Nando Cózar

Personal information
- Full name: Fernando Cózar Torres
- Date of birth: 2 March 1991 (age 35)
- Place of birth: Cádiz, Spain
- Height: 1.88 m (6 ft 2 in)
- Position: Midfielder

Team information
- Current team: Lynx
- Number: 6

Youth career
- Cádiz

Senior career*
- Years: Team / Apps / (Gls)
- 2010–2011: Cádiz B / 15 / (0)
- 2011–2012: Real Betis C
- 2012: Conil / 9 / (0)
- 2013: Los Barrios / 6 / (0)
- 2012–2013: Chiclana CF / 4 / (1)
- 2013–2014: Xerez Deportivo / 9 / (0)
- 2014–2015: Los Barrios / 33 / (4)
- 2015–2017: Legirus Inter
- 2017: KPV / 9 / (1)
- 2018–2019: HIFK / 21 / (4)
- 2019: Angkor Tiger FC
- 2020: Øygarden FK
- 2020: PEPO Lappeenranta / 3 / (0)
- 2020–2021: UD Lanzarote / 5 / (1)
- 2021–2022: Mons Calpe / 21 / (5)
- 2022–2023: Xerez CD / 6 / (0)
- 2023: St Joseph's / 8 / (0)
- 2023: Sambiase
- 2023–2024: Jhapa / 2 / (0)
- 2025–: Lynx / 14 / (0)

= Nando Cózar =

Spanish footballer

Fernando "Nando" Cózar Torres (born 2 March 1991) is a Spanish professional footballer who plays as a midfielder for Gibraltar Football League side Lynx.

==Career==
After failing to make an appearance for Spanish third division side Cádiz CF, Cózar played for UD Los Barrios, Chiclana CF, and Xerez Deportivo FC in the lower leagues. He joined Finnish fifth division club Legirus Inter. However, he left due to their financial problems and played for KPV and HIFK Fotboll, which he helped achieve promotion to the Finnish top flight, making two appearances there.

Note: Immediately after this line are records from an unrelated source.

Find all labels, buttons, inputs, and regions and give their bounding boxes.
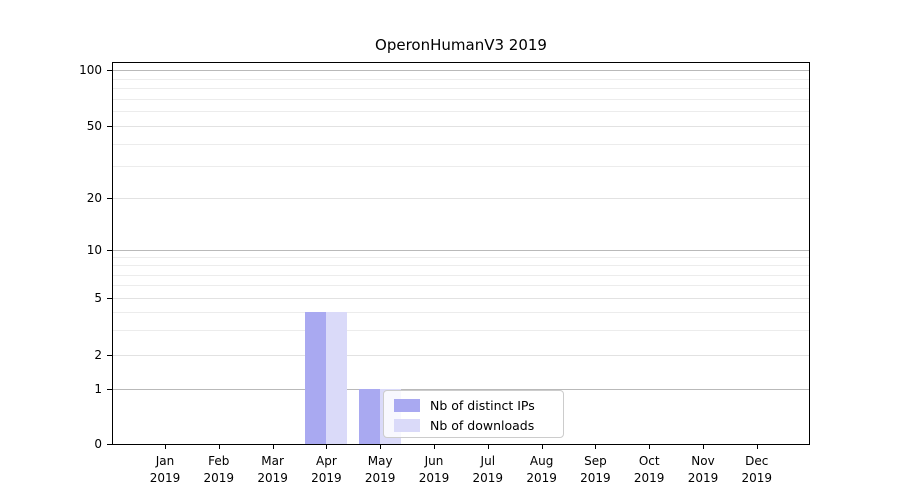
x-tick-label: Jul 2019 [472,454,504,485]
minor-gridline [113,98,809,100]
legend-item-downloads: Nb of downloads [384,415,563,435]
major-gridline [113,126,809,127]
x-tick-label: Nov 2019 [687,454,719,485]
x-tick-label: Apr 2019 [311,454,342,485]
x-tick-label: Sep 2019 [580,454,611,485]
x-tick-mark [703,445,704,449]
x-tick-mark [756,445,758,449]
x-tick-mark [272,445,274,449]
x-tick-label: Jan 2019 [149,454,181,485]
minor-gridline [113,166,809,168]
x-tick-mark [380,445,382,449]
y-tick-mark [107,70,112,71]
minor-gridline [113,274,809,276]
minor-gridline [113,88,809,90]
decade-gridline [113,70,809,71]
minor-gridline [113,285,809,287]
bar-downloads [326,311,348,444]
chart-title: OperonHumanV3 2019 [375,36,547,54]
y-tick-label: 50 [86,119,102,133]
major-gridline [113,355,809,356]
y-tick-mark [107,298,112,299]
major-gridline [113,198,809,199]
minor-gridline [113,257,809,259]
y-tick-mark [107,389,112,390]
x-tick-label: Mar 2019 [257,454,288,485]
x-tick-label: May 2019 [364,454,396,485]
y-tick-label: 100 [79,63,102,77]
decade-gridline [113,389,809,390]
x-tick-mark [434,445,435,449]
legend-swatch-distinct-ips [394,398,420,412]
legend-swatch-downloads [394,418,420,432]
x-tick-mark [326,445,328,449]
minor-gridline [113,265,809,267]
x-tick-label: Dec 2019 [741,454,773,485]
plot-area [112,62,810,445]
x-tick-label: Oct 2019 [633,454,665,485]
y-tick-label: 2 [94,348,102,362]
minor-gridline [113,311,809,313]
bar-distinct-ips [359,389,381,444]
y-tick-mark [107,444,112,445]
major-gridline [113,298,809,299]
y-tick-label: 10 [86,243,102,257]
x-tick-mark [649,445,651,449]
legend-item-distinct-ips: Nb of distinct IPs [384,395,563,415]
y-tick-mark [107,355,112,356]
x-tick-mark [595,445,597,449]
x-tick-mark [165,445,166,449]
y-tick-mark [107,126,112,127]
legend: Nb of distinct IPs Nb of downloads [383,390,564,438]
minor-gridline [113,78,809,80]
y-tick-label: 1 [94,382,102,396]
bar-distinct-ips [305,311,327,444]
x-tick-label: Feb 2019 [203,454,235,485]
y-tick-label: 0 [94,437,102,451]
y-tick-mark [107,250,112,251]
minor-gridline [113,111,809,113]
y-tick-mark [107,198,112,199]
x-tick-mark [487,445,489,449]
y-tick-label: 5 [94,291,102,305]
minor-gridline [113,143,809,145]
legend-label: Nb of downloads [430,417,535,433]
legend-label: Nb of distinct IPs [430,397,535,413]
x-tick-mark [218,445,220,449]
x-tick-mark [541,445,543,449]
minor-gridline [113,329,809,331]
x-tick-label: Jun 2019 [418,454,450,485]
x-tick-label: Aug 2019 [526,454,557,485]
y-tick-label: 20 [86,191,102,205]
decade-gridline [113,250,809,251]
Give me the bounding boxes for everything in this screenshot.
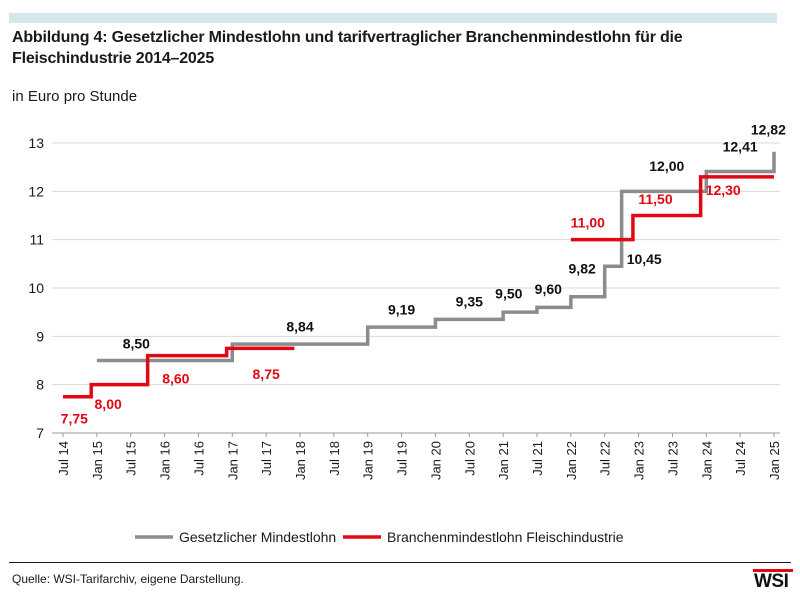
data-label: 9,19 — [388, 302, 415, 318]
data-label: 11,50 — [638, 191, 672, 207]
source-note: Quelle: WSI-Tarifarchiv, eigene Darstell… — [12, 572, 244, 586]
series-line-branchenmindestlohn-segment — [570, 175, 774, 242]
x-tick-label: Jan 25 — [767, 441, 782, 480]
data-label: 9,82 — [569, 261, 596, 277]
x-tick-label: Jan 17 — [225, 441, 240, 480]
y-tick-label: 12 — [28, 183, 44, 199]
x-tick-label: Jul 22 — [598, 441, 613, 476]
x-tick-label: Jan 16 — [158, 441, 173, 480]
x-tick-label: Jul 17 — [259, 441, 274, 476]
data-label: 12,82 — [751, 121, 786, 137]
legend-label: Gesetzlicher Mindestlohn — [179, 529, 336, 545]
x-tick-label: Jul 20 — [462, 441, 477, 476]
x-tick-label: Jul 24 — [733, 441, 748, 476]
x-tick-label: Jan 21 — [496, 441, 511, 480]
x-tick-label: Jan 18 — [293, 441, 308, 480]
x-tick-label: Jan 15 — [90, 441, 105, 480]
data-label: 8,75 — [253, 366, 280, 382]
x-tick-label: Jul 14 — [56, 441, 71, 476]
data-label: 9,35 — [456, 293, 483, 309]
x-tick-label: Jul 19 — [395, 441, 410, 476]
data-label: 8,60 — [162, 371, 189, 387]
unit-label: in Euro pro Stunde — [12, 88, 138, 105]
y-tick-label: 7 — [36, 425, 44, 441]
data-label: 7,75 — [61, 410, 88, 426]
y-tick-label: 10 — [28, 280, 44, 296]
x-tick-label: Jan 19 — [361, 441, 376, 480]
legend-label: Branchenmindestlohn Fleischindustrie — [387, 529, 624, 545]
x-tick-label: Jan 23 — [632, 441, 647, 480]
data-label: 12,41 — [723, 139, 758, 155]
data-label: 12,00 — [649, 158, 684, 174]
x-tick-label: Jul 18 — [327, 441, 342, 476]
series-line-gesetzlicher-mindestlohn — [96, 151, 776, 363]
data-label: 11,00 — [571, 215, 605, 231]
data-label: 10,45 — [627, 251, 662, 267]
y-tick-label: 8 — [36, 377, 44, 393]
data-label: 8,84 — [286, 319, 313, 335]
data-label: 8,00 — [95, 396, 122, 412]
logo-accent-bar — [753, 569, 793, 572]
x-tick-label: Jan 20 — [428, 441, 443, 480]
series-line-branchenmindestlohn-segment — [63, 346, 295, 399]
y-tick-label: 13 — [28, 135, 44, 151]
x-tick-label: Jul 21 — [530, 441, 545, 476]
x-tick-label: Jul 23 — [665, 441, 680, 476]
y-tick-label: 11 — [29, 232, 44, 248]
wsi-logo: WSI — [753, 569, 793, 595]
chart-area: 7 8 9 10 11 12 13 Jul 14 Jan 15 Jul 15 Jan 16 Jul 1… — [28, 121, 786, 545]
x-tick-label: Jan 22 — [564, 441, 579, 480]
header-accent-bar — [9, 13, 777, 23]
data-label: 9,60 — [535, 281, 562, 297]
chart-title: Abbildung 4: Gesetzlicher Mindestlohn un… — [12, 29, 683, 67]
data-label: 9,50 — [495, 286, 522, 302]
data-label: 8,50 — [123, 335, 150, 351]
x-tick-label: Jul 15 — [124, 441, 139, 476]
x-tick-label: Jan 24 — [699, 441, 714, 480]
data-label: 12,30 — [706, 182, 741, 198]
y-tick-label: 9 — [36, 328, 44, 344]
footer-divider — [9, 562, 791, 563]
logo-text: WSI — [754, 571, 789, 592]
x-tick-label: Jul 16 — [191, 441, 206, 476]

In 2019, Cózar signed for Angkor Tiger FC in Cambodia.

For the 2020 season, he signed for newly formed Øygarden FK but failed to make an appearance there.

In 2020, he returned to Finland with PEPO Lappeenranta.

In 2020, Cózar signed for Spanish fourth division outfit UD Lanzarote.